When he arrived at the line shack, Brevoort was talking with the hard-riding messenger. Near them stood the thoroughbred, his flanks heaving, his neck sweat-blackened, his sides quivering with fatigue. He had covered fifty miles in five hours.

"—and countin' the Concho stuff—I'd say something like two hundred head," the messenger was saying. "Brent'll be in to-morrow, long 'bout noon. So far, she worked slick. No trouble and a show of gettin' through without any trouble. Not much young stock, so they're drivin' fast."

Brevoort turned to Pete. "Take this horse over to the corral. Tell Moody that Harper is in, and that the boys will be here in a couple of days. He'll know what to do."

Pete rode at a high lope, leading the thoroughbred, and wondering why the messenger had not gone on to the corral. Moody, the cook, a grizzled, heavy-featured man, too old for hard riding, expressed no surprise at Pete's message, but awakened the Mexican stableman and told him to fetch up a "real one," which the Mexican did with alertness, returning to the house leading another sleek and powerful thoroughbred. "Take him over to the shack," said Moody. "Harper wants him." And he gave Pete a package of food which he had been preparing while the Mexican was at the stable.

When Pete returned to the line shack he found Brevoort sitting in the doorway smoking, and the messenger asleep on the ground, his head on his saddle.

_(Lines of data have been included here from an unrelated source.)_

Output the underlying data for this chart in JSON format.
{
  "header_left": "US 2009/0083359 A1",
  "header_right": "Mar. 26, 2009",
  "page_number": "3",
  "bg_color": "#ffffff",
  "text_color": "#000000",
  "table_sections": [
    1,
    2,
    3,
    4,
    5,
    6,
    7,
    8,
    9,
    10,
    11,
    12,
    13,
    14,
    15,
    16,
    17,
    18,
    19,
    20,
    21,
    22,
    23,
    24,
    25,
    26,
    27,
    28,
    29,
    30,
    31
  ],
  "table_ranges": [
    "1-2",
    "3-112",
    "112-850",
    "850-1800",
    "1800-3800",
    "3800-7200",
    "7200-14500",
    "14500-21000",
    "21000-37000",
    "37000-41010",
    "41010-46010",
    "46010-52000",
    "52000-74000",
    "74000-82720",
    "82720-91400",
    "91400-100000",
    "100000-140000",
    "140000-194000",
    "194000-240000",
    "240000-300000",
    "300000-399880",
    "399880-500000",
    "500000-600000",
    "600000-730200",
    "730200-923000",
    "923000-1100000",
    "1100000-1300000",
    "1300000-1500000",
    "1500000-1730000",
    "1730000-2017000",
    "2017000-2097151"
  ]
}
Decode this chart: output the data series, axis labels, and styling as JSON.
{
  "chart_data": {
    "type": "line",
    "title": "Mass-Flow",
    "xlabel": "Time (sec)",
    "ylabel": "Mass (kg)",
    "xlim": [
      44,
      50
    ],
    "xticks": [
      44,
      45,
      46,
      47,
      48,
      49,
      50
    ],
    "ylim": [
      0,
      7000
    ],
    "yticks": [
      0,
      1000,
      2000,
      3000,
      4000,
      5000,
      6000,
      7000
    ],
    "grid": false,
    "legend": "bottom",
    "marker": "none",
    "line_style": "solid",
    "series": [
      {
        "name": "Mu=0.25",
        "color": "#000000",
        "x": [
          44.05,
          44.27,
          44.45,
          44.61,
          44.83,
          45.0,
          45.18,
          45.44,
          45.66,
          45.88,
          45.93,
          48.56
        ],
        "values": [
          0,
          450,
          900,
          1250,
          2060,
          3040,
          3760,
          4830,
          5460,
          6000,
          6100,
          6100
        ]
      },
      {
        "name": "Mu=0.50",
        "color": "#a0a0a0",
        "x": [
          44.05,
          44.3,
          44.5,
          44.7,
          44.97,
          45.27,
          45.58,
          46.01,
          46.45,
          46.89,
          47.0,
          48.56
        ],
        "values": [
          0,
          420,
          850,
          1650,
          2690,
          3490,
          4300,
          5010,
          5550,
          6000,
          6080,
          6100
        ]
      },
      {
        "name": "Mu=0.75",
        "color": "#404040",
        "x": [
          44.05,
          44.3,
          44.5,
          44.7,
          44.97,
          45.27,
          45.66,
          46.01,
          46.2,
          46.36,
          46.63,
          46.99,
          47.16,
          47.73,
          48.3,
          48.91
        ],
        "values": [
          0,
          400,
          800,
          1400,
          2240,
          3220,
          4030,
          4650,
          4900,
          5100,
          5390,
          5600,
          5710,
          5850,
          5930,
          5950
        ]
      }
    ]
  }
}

"Here's your horse," said Brevoort, "and some chuck."

Harper sat up quickly, too quickly for a man who had ridden as far as he had. Pete wondered at the other's hardihood and grit, for Harper was instantly on his feet and saddling the fresh horse, and incidentally cursing the Olla, Brent, and the universe in general, with a gusto which bespoke plenty of unspoiled vigor.

"Tell Brent the coast is clear," said Brevoort as Harper mounted.

They could hear his horse getting into his stride long before the sound of his hoofbeats was swallowed up in the abyss of the night.

Pete turned in. Brevoort rode out to drift along the line fence until daylight.